Drawing on lessons from past modernization efforts, the handbook outlines strategies to shift employees away from low-value tasks and toward mission-critical work.

The General Services Administration (GSA) on June 3 released the Elimination, Optimization and Automation (EOA) Handbook, which is designed to help federal leaders transform their workload and workforce through process improvement and emerging technologies.

The guide compiles lessons learned and best practices from implementation efforts launched during the first Trump Administration. It also builds on lessons learned from GSA’s Million Hour Challenge, an effort to shift 1 million hours from manual, low-value activities to higher-value outcomes during fiscal years 2026 and 2027.

“President Trump has been clear that American taxpayers deserve a government that delivers services faster, operates more efficiently, and makes smarter use of emerging technologies,” GSA Deputy Administrator Michael Lynch said in a press release.

“This handbook provides leaders with a framework they can apply immediately to reduce administrative friction, improve operations, and expand workforce capacity for mission delivery,” Lynch said. “It also captures lessons learned that agencies can reuse and scale, so teams are not starting from scratch each time.”
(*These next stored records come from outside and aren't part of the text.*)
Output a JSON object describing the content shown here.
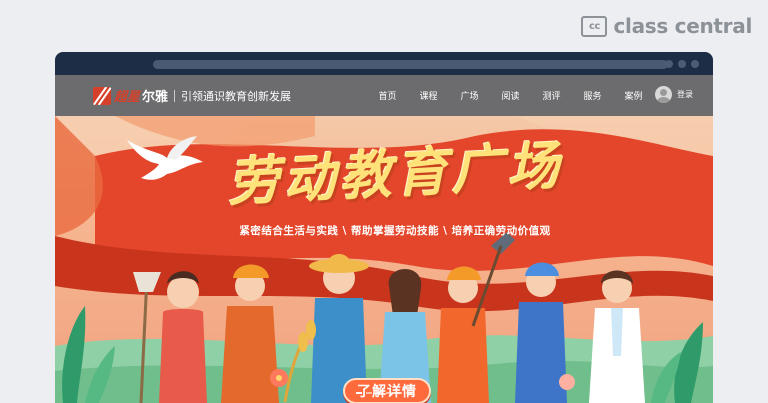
{
  "watermark": {
    "badge": "cc",
    "name": "class central"
  },
  "site": {
    "brand_script": "超星",
    "brand_name": "尔雅",
    "slogan": "引领通识教育创新发展"
  },
  "nav": {
    "items": [
      {
        "label": "首页"
      },
      {
        "label": "课程"
      },
      {
        "label": "广场"
      },
      {
        "label": "阅读"
      },
      {
        "label": "测评"
      },
      {
        "label": "服务"
      },
      {
        "label": "案例"
      }
    ],
    "login": "登录"
  },
  "banner": {
    "headline": "劳动教育广场",
    "subline": "紧密结合生活与实践 \\ 帮助掌握劳动技能 \\ 培养正确劳动价值观",
    "cta": "了解详情",
    "slides": 6,
    "active_slide": 1
  },
  "colors": {
    "window_frame": "#1d2d46",
    "nav_bg": "#6c6c6e",
    "banner_red": "#e4462b",
    "headline": "#ffe27a",
    "cta": "#ff6a3d"
  }
}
According to the handbook, the strategies aim to serve as a blueprint for federal leaders to achieve efficiencies through:

  • Elimination of waste and non-value-added activities;
  • Optimization of mission-critical operations; and
  • Automation of low-value, costly tasks and processes.

GSA said the push for EOA is in response to President Donald Trump’s call for federal agencies to pursue cost savings and efficiencies, as outlined in executive orders and Office of Management and Budget memoranda.

Trump issued an executive order in February 2025 calling for reductions in force across the federal workforce. According to the latest data from the Office of Personnel Management, 434,329 federal employees have separated from the federal government since Jan. 20, 2025.

“Agencies have made substantial strides in right-sizing their workforces,” the GSA handbook says. “Agencies must now tackle the workload challenge associated with decreased resources, and find efficiencies through requirements elimination, optimization, and automation.”

GSA said the handbook is intended for career and political executives, operational leaders, technology teams, and program managers responsible for improving organizational performance and advancing agency priorities.

The agency said the guide is designed to provide reusable practices that agencies can adapt to their own modernization efforts.